Use all medication as prescribed. Pain medications should be taken with food as they could cause nausea if you have an empty stomach. You can switch to Tylenol if the doctor says it’s okay to. If you’re constipated and haven’t had a bowel movement by your fourth day after surgery, you can take an ounce of Milk of Magnesia in the morning. Ask your doctor first.
You can return to regular food once you go home after your surgery. You might want to avoid heavy or fatty foods for the first several days since some can cause temporary nausea or diarrhea after surgery.
If your stools are hard you can:
Be a little more active or try and walk without overdoing it
Take less pain medications prescribed by your doctor, if possible as some could cause constipation
Take a stool softener
Take Milk of Magnesia with your doctor’s permission. Don’t take laxatives until you’ve asked your doctor first
Try using Metamucil or ask your doctor about high-fiber foods
Diarrhea or loose stool is a common side effect of gallbladder removal and usually occurs immediately after eating. It should resolve itself in a few weeks after your surgery, however, it can lasts longer with some people. It’s not a concern unless you also have severe abdominal cramping, fever or if there’s blood in your stool.
Coughing or Lifting
Try taking 10 deep breaths and two coughs each hour, for the first week following your surgery to reduce the risk of pneumonia or lung problems. Don’t lift heavy items (over eight pounds) for the first month. Avoid pulling, pushing or pressure on the abdomen for the first month as well. Place a pillow over your incision when you cough and press inward gently to reduce coughing pressure on your incision.
Don’t drive until you’ve been to your first post-operative doctor visit.
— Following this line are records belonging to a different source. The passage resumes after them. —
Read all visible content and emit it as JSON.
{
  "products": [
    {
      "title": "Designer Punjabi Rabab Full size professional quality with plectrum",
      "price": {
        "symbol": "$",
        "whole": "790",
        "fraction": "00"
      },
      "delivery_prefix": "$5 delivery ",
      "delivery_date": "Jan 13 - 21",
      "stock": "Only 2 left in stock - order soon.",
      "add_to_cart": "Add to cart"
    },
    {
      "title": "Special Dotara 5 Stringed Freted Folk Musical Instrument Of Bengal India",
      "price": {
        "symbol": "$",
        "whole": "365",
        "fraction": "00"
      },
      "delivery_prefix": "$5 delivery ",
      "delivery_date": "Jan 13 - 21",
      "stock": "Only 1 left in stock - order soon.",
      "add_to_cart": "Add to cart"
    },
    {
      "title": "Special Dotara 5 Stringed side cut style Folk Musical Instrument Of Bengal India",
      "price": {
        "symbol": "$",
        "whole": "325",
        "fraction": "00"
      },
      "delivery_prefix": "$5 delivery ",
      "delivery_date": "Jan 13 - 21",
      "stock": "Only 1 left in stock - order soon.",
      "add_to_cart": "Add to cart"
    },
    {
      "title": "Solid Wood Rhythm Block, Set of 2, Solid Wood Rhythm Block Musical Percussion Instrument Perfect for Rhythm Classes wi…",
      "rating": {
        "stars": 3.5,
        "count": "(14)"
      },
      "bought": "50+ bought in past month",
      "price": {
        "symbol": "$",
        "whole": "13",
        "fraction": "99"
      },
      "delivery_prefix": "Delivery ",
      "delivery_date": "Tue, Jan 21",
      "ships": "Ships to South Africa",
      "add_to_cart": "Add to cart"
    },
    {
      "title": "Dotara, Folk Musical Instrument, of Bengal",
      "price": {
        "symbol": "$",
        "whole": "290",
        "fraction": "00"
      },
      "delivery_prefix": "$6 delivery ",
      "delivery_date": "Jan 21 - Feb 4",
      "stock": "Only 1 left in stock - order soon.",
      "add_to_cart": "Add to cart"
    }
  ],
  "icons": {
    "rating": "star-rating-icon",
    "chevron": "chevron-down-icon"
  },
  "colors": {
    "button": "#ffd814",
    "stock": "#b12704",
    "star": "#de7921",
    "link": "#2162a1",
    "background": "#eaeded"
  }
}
If your doctor says it’s okay to do so, you can drive after your first visit when you’re able to react in an emergency situation safely.
You shouldn’t drive while taking prescription strength painkillers (Tylenol is okay), because they affect your ability to quickly react.
Follow up for your post-operative visit with your doctor after two weeks.
Call your doctor if you experience:
Increasing abdominal swelling
Persistent fever over 101 degrees F
Pain that your medications don’t relieve
Pus from your incision
Persistent nausea or vomiting
Inability to drink liquids or eat
Redness around incisions that’s getting bigger or becoming worse
Your recovery time will depend on the type of surgery you have. You can live without a gallbladder since the liver can make enough bile by itself and will find its way to your small intestines naturally when your gallbladder is removed. Sit down with the surgeon beforehand to find out what you should expect for post-operative care.
Doctors say gallbladder surgery is a relatively safe procedure. Still, you’re always welcome to ask as many questions as you need or let the doctor know your concerns to feel confident and safe.